Is Big Data just Super Sexy Batch?
By Dain C. Hansen-Oracle on Jul 22, 2012
One of the key expectations we have for big data and our information architecture is to yield faster, better and more insightful analytics. That appeal of processing so much information quickly is why the Hadoop technologies may have originally been invented. But is it nothing more than a super sexy batch? Yes – on sexy. But there’s definitely an important real-time element involved.
Real-time replication is one of the most important and next generation approaches to the business analytics and data warehousing industry. It’s one of the most efficient ways to get information over to our analytics tools from the multiple sources and systems where data lives, and of course, get it there instantly without impact on the original source systems. How is this different than the famous “3Vs” for big data? V-ery different.
At the heart of big data precepts are good old fashion super-non-sexy batch processing underpinnings in extraction, transformation, loading. We just call it differently with terms like reduction or federation. But what’s differently is that this batch is done much much faster and with different styles of data, unstructured, semi-structured data, and also it’s applied on different non-relational systems. All of these elements contribute to velocity, volume and variety. So yes, some of the big data processing is implicitly fast.
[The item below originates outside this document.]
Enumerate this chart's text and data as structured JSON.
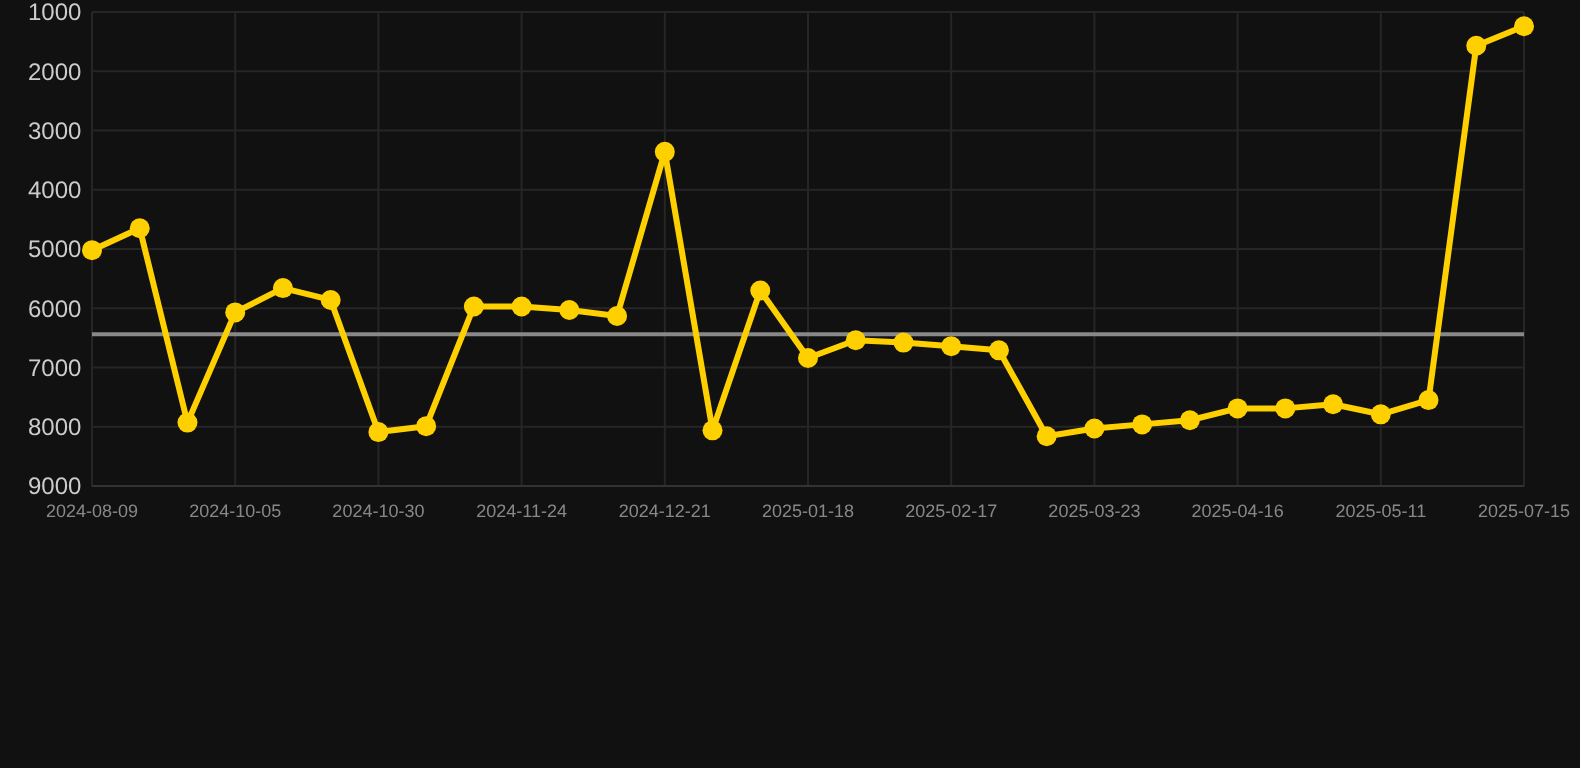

So let’s go back to analytics again. What a business user may see on a business analytics dashboard is dependent on how the data is loaded, transformed, cleansed, and ultimately mastered into many different applications. But how timely the data is is a question that will still need to be asked whether it is big data or traditional enterprise data. And that gets to the heart of it. We need both. These technologies need to work together. Real-time and Big Data are very much sisters, brothers to developing next generation information architectures that can help businesses overcome the challenges of managing a data explosion.
While big data on its own has no simple means of applying ‘traditional’ change data capture, it’s still an important requirement to implement real-time solutions in conjunction with big data. Otherwise the speed advantage to indexing realms of big data will be undone by sluggish ETL processing that it’s dependent on. Big data can be processed at high volume with high velocity. Combine this power with real-time solutions in replication, change data capture, synchronization, and the integration to in-memory business analytics tooling, and you have what amounts to the compelling advantages of real-time business analytics.
Oracle's solution for Real-time Business Analytics is achieved by using Oracle Data Integration and Oracle Business Analytics. Within Oracle Business Analytics is Oracle Exalytics, the industry’s first in-memory BI machine designed to achieve explosive performance of BI applications. Oracle GoldenGate is an integral part of the real-time business analytics use case in that it accomplishes real-time data replication and capture, hence ensuring that applications have the data they need immediately. Together these solutions can be integrated with big data architectures using Oracle Big Data Connectors to help solve more complex information correlation challenges that span both types of worlds: enterprise data and big data.